The 21st annual UFO conference, a weeklong event hosted by the International UFO Congress at Radisson Fort McDowell Resort and Casino, featured film screenings, guest speakers and exhibitions about UFOs. (Photo by Diana Lustig)
The 21st annual UFO conference, a weeklong event hosted by the International UFO Congress at Radisson Fort McDowell Resort and Casino, featured film screenings, guest speakers and exhibitions about UFOs. (Photo by Diana Lustig)

Arizona humans shared paranormal experiences from the ASU Tempe campus and around the state during Phoenix’s International Unidentified Flying Object Congress this weekend.

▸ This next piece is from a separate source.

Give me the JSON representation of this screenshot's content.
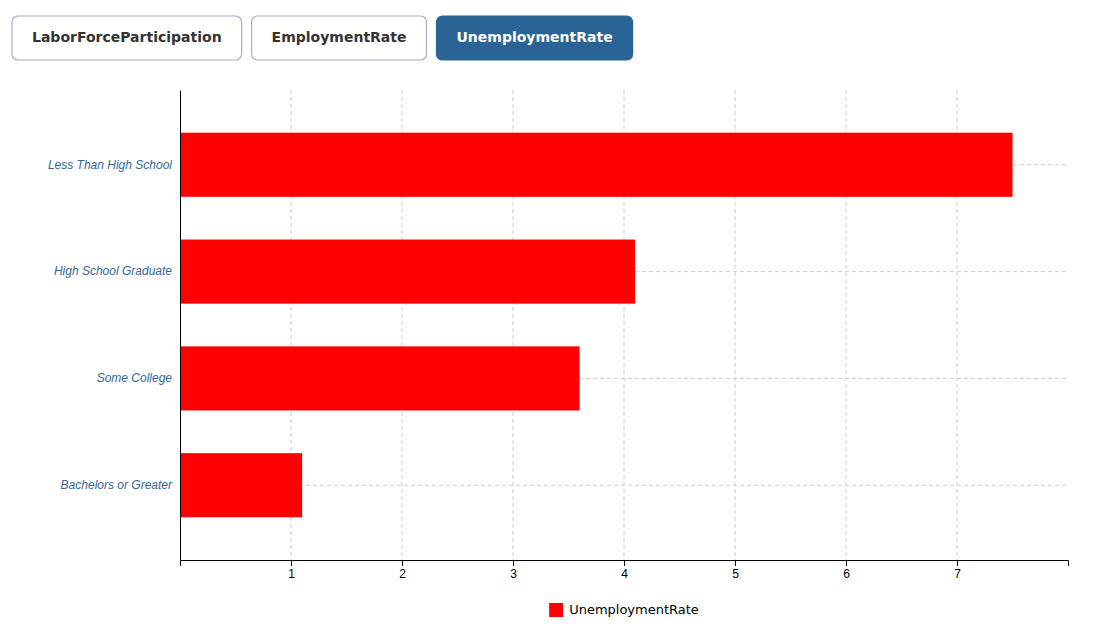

The five-day annual event is hosted in Fountain Hills and allows UFO researchers and fanatics to share first-hand encounters of the unknown.

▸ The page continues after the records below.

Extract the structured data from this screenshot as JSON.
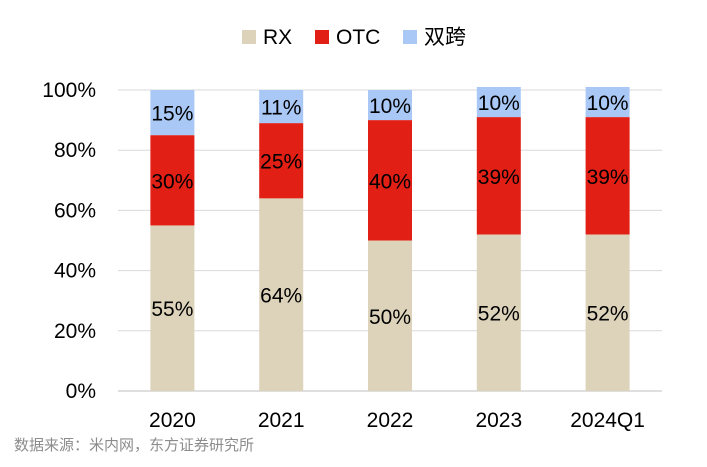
{
  "chart_data": {
    "type": "bar",
    "stacked": true,
    "percent_stacked": true,
    "categories": [
      "2020",
      "2021",
      "2022",
      "2023",
      "2024Q1"
    ],
    "series": [
      {
        "name": "RX",
        "color": "#ddd3bb",
        "values": [
          55,
          64,
          50,
          52,
          52
        ],
        "labels": [
          "55%",
          "64%",
          "50%",
          "52%",
          "52%"
        ]
      },
      {
        "name": "OTC",
        "color": "#e21f15",
        "values": [
          30,
          25,
          40,
          39,
          39
        ],
        "labels": [
          "30%",
          "25%",
          "40%",
          "39%",
          "39%"
        ]
      },
      {
        "name": "双跨",
        "color": "#a9c8f6",
        "values": [
          15,
          11,
          10,
          10,
          10
        ],
        "labels": [
          "15%",
          "11%",
          "10%",
          "10%",
          "10%"
        ]
      }
    ],
    "ylim": [
      0,
      100
    ],
    "yticks": [
      0,
      20,
      40,
      60,
      80,
      100
    ],
    "ytick_labels": [
      "0%",
      "20%",
      "40%",
      "60%",
      "80%",
      "100%"
    ],
    "grid": true,
    "legend_position": "top-center"
  },
  "source_note": "数据来源：米内网，东方证券研究所"
}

Ben Hansen, host of Syfy Channel’s “Fact or Faked: Paranormal Files,” a show dedicated to challenging paranormal claims, attended the event and said Arizona is the home of many bizarre stories.

“Arizona is the ‘para-palooza’ of paranormal,” Hansen said.

Arizona has been featured in Hansen’s show with episodes on ghosts in Tombstone and UFO sightings near Cave Creek, Hansen said.

Jeff Willes, a local UFO researcher and videographer, helped Hansen with the Cave Creek episode.

Willes said he has seen thousands of UFOs in his 35 years of research.

He said one of his UFO experiences was near the Tempe campus on College Avenue and Rural Road in 1995.

Willes said he saw a white object hovering at a high altitude for 15 to 20 minutes, at which point it instantly disappeared.

Dana Harper, former UFO researcher and Mesa resident, attended the event and said his most significant UFO sighting was in 1984.

He and a friend were driving near the Salt River when a triangle-shaped object with purple lights began following them, he said.

Harper said it was three football fields away from his car and resembled a hang glider.

“When people say, 'Are you a believer,' I don’t consider myself a believer,” Harper said. “It’s a part of reality of our existence.”

Travis Walton, an event speaker, wrote “Fire in the Sky” after his 1975 extraterrestrial encounter in Snowflake.

His book was adapted to film in 1993, but Walton said the movie was not the exact depiction of his experience.

A UFO took Walton after he and six other men were driving home from working in the woods, he said.

Walton said he was injured by a beam of light that shot down from the UFO. After years of evaluating and analyzing his experience, he said he doesn’t see it as abduction anymore.

“The fact that I was returned at all suggests that (the aliens) were benevolent,” Walton said.

“It makes more sense to me than they would actually fire this beam to hurt me,” he said.

Hansen said because of his work on the show and responsibility to find the truth, he is a skeptic when it comes to UFO claims.

“Do I want to believe? Yes,” he said. “Do I believe everything?  No.”